Rosja usiłuje zdyskredytować udział państw Unii Europejskiej w procesie pokojowym. Rosyjskie agencje państwowe, powołując się na zachodnie media napisały, że Europa wezwała Wołodymyra Zełenskiego, aby nie zgadzał się na żądania Rosji bez „twardych zobowiązań w kwestii gwarancji bezpieczeństwa ze strony Stanów Zjednoczonych”. Wcześniej Władimir Putin i kremlowscy urzędnicy skrytykowali Unię Europejską za utrudnianie prowadzenia negocjacji, które mogłyby doprowadzić do zakończenia wojny.
W ocenie rosyjskiego opozycjonisty Garriego Kasparowa, Stany Zjednoczone i Rosja prowadzą biznesową grę, w której Ukraina jest traktowana przedmiotowo. Natomiast były szef rosyjskiej dyplomacji Andriej Kozyriew zwrócił uwagę, że Stany Zjednoczone już dawno mogłyby zmusić Rosję do przerwania działań zbrojnych, gdyby przekazały Ukrainie broń i zobowiązały się do gwarantowania bezpieczeństwa.
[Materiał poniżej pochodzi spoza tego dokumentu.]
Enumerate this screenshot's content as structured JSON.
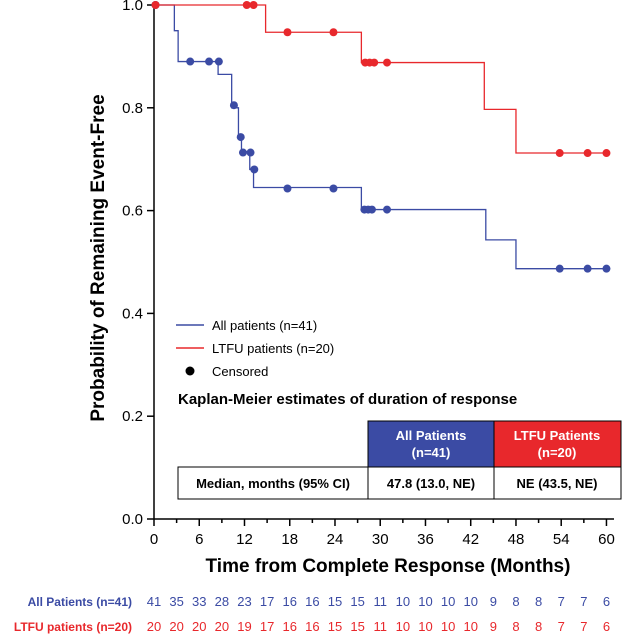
{
  "chart_data": {
    "type": "line",
    "subtype": "kaplan-meier",
    "xlabel": "Time from Complete Response (Months)",
    "ylabel": "Probability of Remaining Event-Free",
    "xlim": [
      0,
      61
    ],
    "ylim": [
      0,
      1.0
    ],
    "x_ticks": [
      0,
      6,
      12,
      18,
      24,
      30,
      36,
      42,
      48,
      54,
      60
    ],
    "y_ticks": [
      0.0,
      0.2,
      0.4,
      0.6,
      0.8,
      1.0
    ],
    "y_tick_labels": [
      "0.0",
      "0.2",
      "0.4",
      "0.6",
      "0.8",
      "1.0"
    ],
    "colors": {
      "all": "#3b4ba4",
      "ltfu": "#e8282c"
    },
    "series": [
      {
        "key": "all",
        "name": "All patients (n=41)",
        "steps": [
          [
            0,
            1.0
          ],
          [
            2.7,
            0.95
          ],
          [
            3.2,
            0.89
          ],
          [
            8.5,
            0.865
          ],
          [
            10.3,
            0.8
          ],
          [
            11.2,
            0.74
          ],
          [
            11.6,
            0.715
          ],
          [
            12.7,
            0.68
          ],
          [
            13.2,
            0.645
          ],
          [
            27.5,
            0.602
          ],
          [
            44,
            0.543
          ],
          [
            48,
            0.487
          ],
          [
            60,
            0.487
          ]
        ],
        "censored": [
          [
            0.2,
            1.0
          ],
          [
            4.8,
            0.89
          ],
          [
            7.3,
            0.89
          ],
          [
            8.6,
            0.89
          ],
          [
            10.6,
            0.805
          ],
          [
            11.5,
            0.743
          ],
          [
            11.8,
            0.713
          ],
          [
            12.8,
            0.713
          ],
          [
            13.3,
            0.68
          ],
          [
            17.7,
            0.643
          ],
          [
            23.8,
            0.643
          ],
          [
            27.9,
            0.602
          ],
          [
            28.4,
            0.602
          ],
          [
            28.9,
            0.602
          ],
          [
            30.9,
            0.602
          ],
          [
            53.8,
            0.487
          ],
          [
            57.5,
            0.487
          ],
          [
            60,
            0.487
          ]
        ]
      },
      {
        "key": "ltfu",
        "name": "LTFU patients (n=20)",
        "steps": [
          [
            0,
            1.0
          ],
          [
            14.8,
            0.947
          ],
          [
            27.5,
            0.888
          ],
          [
            43.8,
            0.797
          ],
          [
            48,
            0.712
          ],
          [
            60,
            0.712
          ]
        ],
        "censored": [
          [
            0.2,
            1.0
          ],
          [
            12.3,
            1.0
          ],
          [
            13.2,
            1.0
          ],
          [
            17.7,
            0.947
          ],
          [
            23.8,
            0.947
          ],
          [
            28.0,
            0.888
          ],
          [
            28.6,
            0.888
          ],
          [
            29.2,
            0.888
          ],
          [
            30.9,
            0.888
          ],
          [
            53.8,
            0.712
          ],
          [
            57.5,
            0.712
          ],
          [
            60,
            0.712
          ]
        ]
      }
    ],
    "legend": {
      "all": "All patients (n=41)",
      "ltfu": "LTFU patients (n=20)",
      "censored": "Censored"
    },
    "km_table": {
      "title": "Kaplan-Meier estimates of duration of response",
      "header_all": [
        "All Patients",
        "(n=41)"
      ],
      "header_ltfu": [
        "LTFU Patients",
        "(n=20)"
      ],
      "row_label": "Median, months (95% CI)",
      "value_all": "47.8 (13.0, NE)",
      "value_ltfu": "NE (43.5, NE)"
    },
    "at_risk": {
      "all_label": "All Patients (n=41)",
      "ltfu_label": "LTFU patients (n=20)",
      "all": [
        41,
        35,
        33,
        28,
        23,
        17,
        16,
        16,
        15,
        15,
        11,
        10,
        10,
        10,
        10,
        9,
        8,
        8,
        7,
        7,
        6
      ],
      "ltfu": [
        20,
        20,
        20,
        20,
        19,
        17,
        16,
        16,
        15,
        15,
        11,
        10,
        10,
        10,
        10,
        9,
        8,
        8,
        7,
        7,
        6
      ]
    }
  }
}
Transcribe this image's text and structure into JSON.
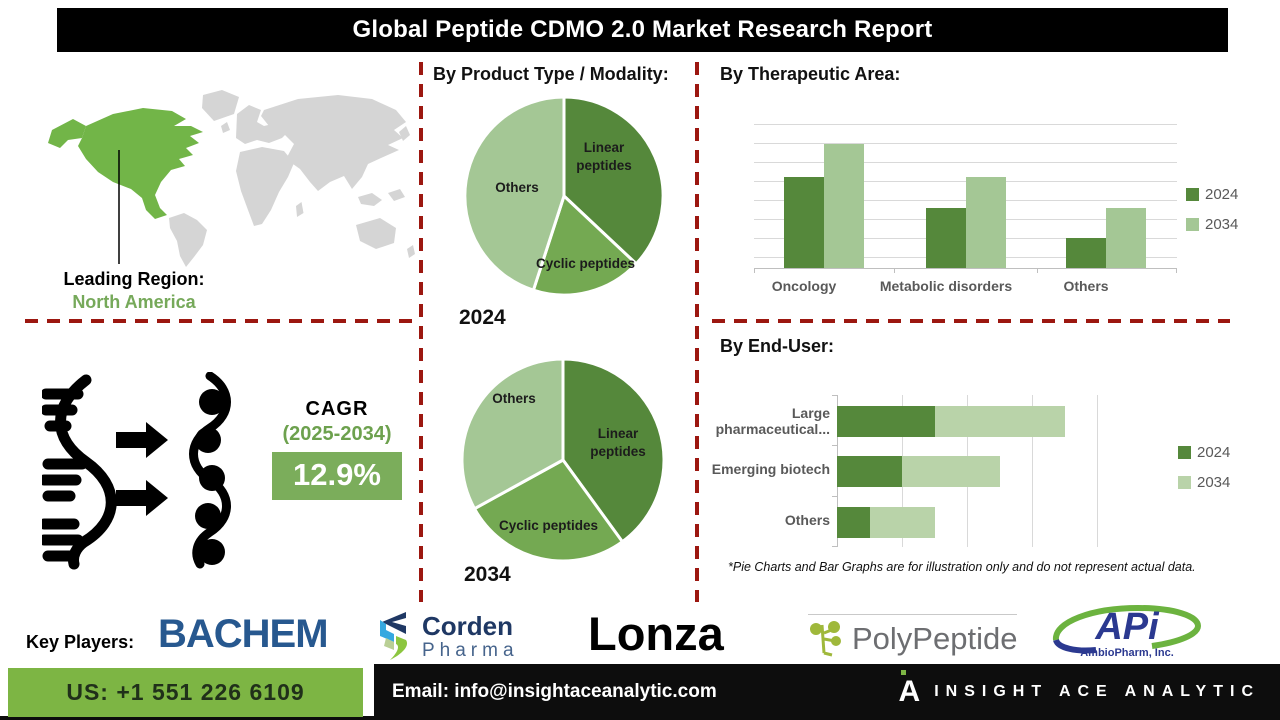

Gwarancje bezpieczeństwa, członkostwo w NATO, liczebność ukraińskiej armii i przynależność Donbasu, to najważniejsze kwestie, w których Kijów i Moskwa nie mogą dojść do porozumienia. Ukraiński dziennikarz Roman Cymbaluk podkreśla, że Ukraińcy nie zgodzą się na ustępstwa w tych obszarach.
Przebywający w Indiach Władimir Putin, w wywiadzie dla tamtejszych mediów oświadczył, że nie zrezygnuje z Donbasu i jeśli Ukraina nie wycofa swoich wojsk, to zajmie obwody ługański i doniecki siłą. Niezależni komentatorzy przypomnieli Putinowi, że próbuje osiągnąć ten cel już od ponad jedenastu lat i wciąż bezskutecznie.